09 Dezembro 2014
"É uma boa nova para a nossa Igreja contemporânea reconhecer o equilíbrio de gênero bem no centro de nossa tradição católica. O Espírito Santo de Deus, a trabalho ao longo da história, seja nas mulheres ou nos homens, traz libertação, compaixão e justiça a um mundo à espera", escreve Christine Schenk, irmã da Congregação de São José, trabalhou como parteira antes de cofundar o projeto Future Church, em artigo publicado pelo National Catholic Reporter, 04-12-2014. A tradução é de Isaque Gomes Correa.
Eis o artigo.
Eu gosto do Advento. Ele é um momento tão esperançoso e consolador para os que anseiam ver os valores de Deus plenamente realizados “aqui na Terra como no céu”, como Jesus ensinou.
Este tempo é o do profeta Isaías, cujas proclamações permeiam as nossas liturgias e cujos escritos inspiraram tanto a Jesus quanto São Paulo.

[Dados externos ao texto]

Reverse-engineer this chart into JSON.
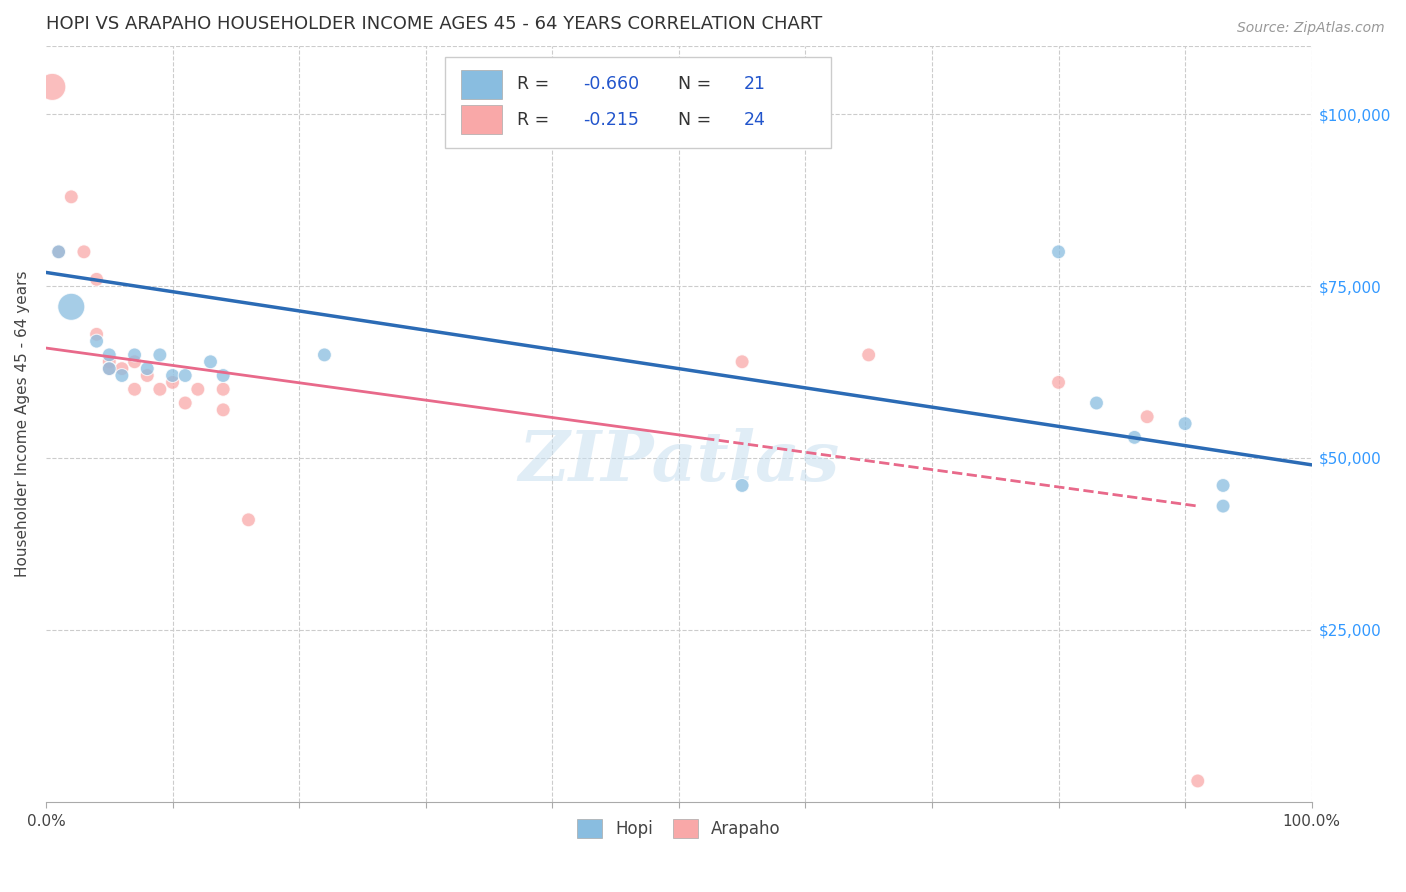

É aí que renovamos a nossa crença num Deus que traz “boas novas aos pobres, liberdade aos presos e que faz brotar justiça e louvor na presença de todas as nações” (Isaías 61).
Acima de tudo, encontramo-nos num momento muito especial de esperança profética que remonta a mais de 2500 anos.
Recentemente, fiquei feliz em descobrir que profetisas e escribas mulheres ajudaram a modelar a tradição de Isaías de forma importantíssima nos primórdios do cristianismo. O livro da pastora episcopal Wilda Gafney – intitulado “Daughters of Miriam” [Filhas de Miriam] – descobre o fato de que, no antigo Israel, as escolas proféticas e guildas [ou associações] de escribas eram compostas tanto por homens quanto por mulheres. Estes grupos formados por ambos os gêneros produziram os escritos proféticos atribuídos a Isaías e a muitas outras figuras proféticas. O estudo doutoral de Gafney sobre a profecia antiga e o seu vocabulário técnico tem sido considerado como o início de um novo capítulo dos estudos de gênero e bíblicos.
Dado que o Novo Testamento cita ou alude ao Livro de Isaías mais de 300 vezes, não é exagero dizer que os motivos fundantes do cristianismo surgem a partir dos ministérios proféticos tanto de homens quanto de mulheres. Por exemplo, São Paulo cita Isaías mais do que qualquer outra fonte do Antigo Testamento, e Jesus lê Isaías 61 na inauguração de sua própria missão: “O espírito do Senhor está sobre mim, porque ele me consagrou com a unção, para anunciar a Boa Notícia aos pobres; enviou-me para proclamar a libertação aos presos e aos cegos a recuperação da vista; para libertar os oprimidos e para proclamar um ano de graça do Senhor” (Lucas 4, 18-22).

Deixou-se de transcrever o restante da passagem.